If you are faced with a simple problem, then a simple response will suffice.

If you are faced with a complex problem, then no amount of simple solutions will be able to help you.

The opportunities and threats that we encounter in complex projects are becoming increasingly difficult to navigate due to the number of uncertainties and ambiguities that confront us.  Therefore our ability to take advantage of our differences equips us with the repertoire of responses that we need to tackle the diversity of the challenges we face providing that we can effectively share, integrate and mobilise our views.

…and what of leadership?

Teams that are able to leverage their diversity and convert this into collaborative practices place themselves in the best position to succeed.  However, for this to occur, the leader must be able to make their team resilient to the external and internal pressures that create the alluring need to revert to conformity and the desire to seek an accord.  In this context, leadership is not about being the decision maker, but rather it relies on the leader’s ability to facilitate their team in making the best decisions at the time.  Rather than lead from the front, the leader needs to take a back seat to observe, guide, adapt and help shape the many compelling ideas through innovative approaches that may, in fact, be at odds with their own views and beliefs.  In doing so, they actively listen to their team’s opinions and concerns, thereby encouraging decisions to be made by the team as a collaborative process.

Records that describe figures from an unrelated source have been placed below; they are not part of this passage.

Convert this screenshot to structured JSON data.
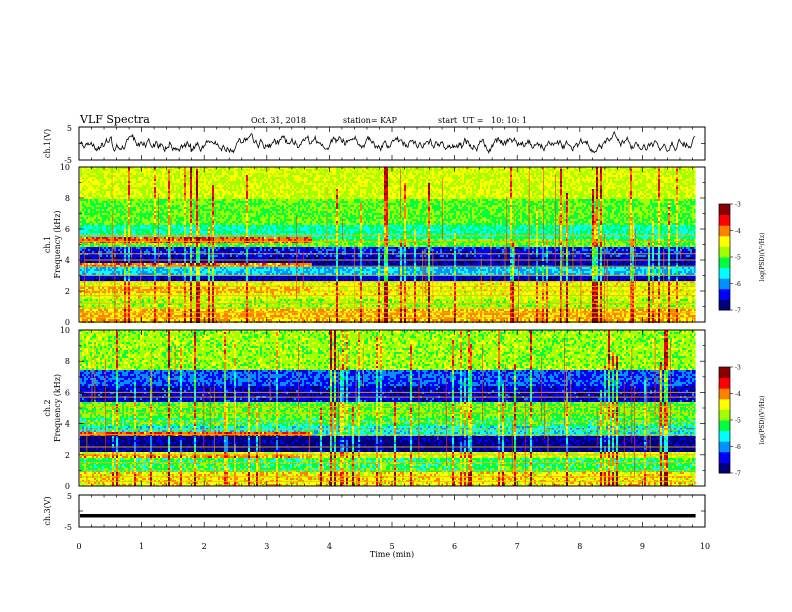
{
  "header": {
    "title": "VLF Spectra",
    "date": "Oct. 31, 2018",
    "station": "station= KAP",
    "start": "start  UT =   10: 10: 1"
  },
  "chart_data": [
    {
      "type": "line",
      "name": "ch1-waveform",
      "ylabel": "ch.1(V)",
      "ylim": [
        -5,
        5
      ],
      "yticks": [
        "5",
        "-5"
      ],
      "xlim": [
        0,
        10
      ],
      "data_end_min": 9.85,
      "description_values": {
        "baseline": 0,
        "typical_min": -2,
        "typical_max": 2
      }
    },
    {
      "type": "heatmap",
      "name": "ch1-spectrogram",
      "ylabel": "ch.1\nFrequency  (kHz)",
      "ylim": [
        0,
        10
      ],
      "yticks": [
        "0",
        "2",
        "4",
        "6",
        "8",
        "10"
      ],
      "xlim": [
        0,
        10
      ],
      "data_end_min": 9.85,
      "colorbar": {
        "label": "log(PSD)(V²/Hz)",
        "range": [
          -7,
          -3
        ],
        "ticks": [
          "-3",
          "-4",
          "-5",
          "-6",
          "-7"
        ]
      },
      "lines_khz": [
        0.3,
        0.6,
        0.9,
        1.2,
        1.7,
        2.0,
        2.3,
        2.6,
        3.0,
        3.6,
        4.0,
        4.4,
        5.2,
        5.6
      ],
      "bands": [
        {
          "lo": 0,
          "hi": 0.8,
          "level": 0.7
        },
        {
          "lo": 0.8,
          "hi": 1.5,
          "level": 0.55
        },
        {
          "lo": 1.5,
          "hi": 2.6,
          "level": 0.62
        },
        {
          "lo": 2.6,
          "hi": 3.0,
          "level": 0.1
        },
        {
          "lo": 3.0,
          "hi": 3.6,
          "level": 0.3
        },
        {
          "lo": 3.6,
          "hi": 4.2,
          "level": 0.08
        },
        {
          "lo": 4.2,
          "hi": 4.8,
          "level": 0.15
        },
        {
          "lo": 4.8,
          "hi": 5.3,
          "level": 0.5
        },
        {
          "lo": 5.3,
          "hi": 6.2,
          "level": 0.4
        },
        {
          "lo": 6.2,
          "hi": 8.0,
          "level": 0.5
        },
        {
          "lo": 8.0,
          "hi": 10.0,
          "level": 0.6
        }
      ],
      "early_bands": [
        {
          "lo": 5.1,
          "hi": 5.5,
          "level": 0.78,
          "until": 3.7
        },
        {
          "lo": 3.5,
          "hi": 3.8,
          "level": 0.75,
          "until": 3.7
        },
        {
          "lo": 1.9,
          "hi": 2.2,
          "level": 0.7,
          "until": 3.7
        }
      ]
    },
    {
      "type": "heatmap",
      "name": "ch2-spectrogram",
      "ylabel": "ch.2\nFrequency  (kHz)",
      "ylim": [
        0,
        10
      ],
      "yticks": [
        "0",
        "2",
        "4",
        "6",
        "8",
        "10"
      ],
      "xlim": [
        0,
        10
      ],
      "data_end_min": 9.85,
      "colorbar": {
        "label": "log(PSD)(V²/Hz)",
        "range": [
          -7,
          -3
        ],
        "ticks": [
          "-3",
          "-4",
          "-5",
          "-6",
          "-7"
        ]
      },
      "lines_khz": [
        0.3,
        0.6,
        1.0,
        1.5,
        2.0,
        2.5,
        3.3,
        3.6,
        4.1,
        4.7,
        5.1,
        5.7,
        6.0
      ],
      "bands": [
        {
          "lo": 0,
          "hi": 0.9,
          "level": 0.65
        },
        {
          "lo": 0.9,
          "hi": 1.8,
          "level": 0.45
        },
        {
          "lo": 1.8,
          "hi": 2.2,
          "level": 0.6
        },
        {
          "lo": 2.2,
          "hi": 3.2,
          "level": 0.05
        },
        {
          "lo": 3.2,
          "hi": 3.8,
          "level": 0.35
        },
        {
          "lo": 3.8,
          "hi": 4.4,
          "level": 0.45
        },
        {
          "lo": 4.4,
          "hi": 5.4,
          "level": 0.5
        },
        {
          "lo": 5.4,
          "hi": 6.4,
          "level": 0.12
        },
        {
          "lo": 6.4,
          "hi": 7.4,
          "level": 0.2
        },
        {
          "lo": 7.4,
          "hi": 10.0,
          "level": 0.55
        }
      ],
      "early_bands": [
        {
          "lo": 3.2,
          "hi": 3.5,
          "level": 0.78,
          "until": 3.7
        },
        {
          "lo": 1.8,
          "hi": 2.0,
          "level": 0.72,
          "until": 3.7
        }
      ]
    },
    {
      "type": "line",
      "name": "ch3-waveform",
      "ylabel": "ch.3(V)",
      "ylim": [
        -5,
        5
      ],
      "yticks": [
        "5",
        "-5"
      ],
      "xlim": [
        0,
        10
      ],
      "data_end_min": 9.85,
      "constant_value": -1.5
    }
  ],
  "xaxis": {
    "label": "Time  (min)",
    "ticks": [
      "0",
      "1",
      "2",
      "3",
      "4",
      "5",
      "6",
      "7",
      "8",
      "9",
      "10"
    ]
  },
  "colors": {
    "colormap": [
      "#00007a",
      "#0000ff",
      "#0090ff",
      "#00ffff",
      "#00ff40",
      "#a0ff00",
      "#ffff00",
      "#ff8000",
      "#ff0000",
      "#8a0000"
    ]
  }
}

The operationalisation of diversity is an enabler for teams to benefit from the advantages of collaboration — the synergy created when diverse sources of ideas, knowledge, thinking styles and experience are appreciated, integrated and brought together to solve a problem.  Leaders that are able to foster this are able to create a team culture whereby outsiders and/or unpopular views are appreciated, valued and appropriately acted upon and, in the process, generate the diverse repertoire of responses that is required to address the complexities they face.  Teams that do this are more likely to navigate the uncertainties of unchartered territories such as those that contributed to the Challenger disaster and, importantly, have the resolve to make difficult decisions rather than succumb to the groupthink trap.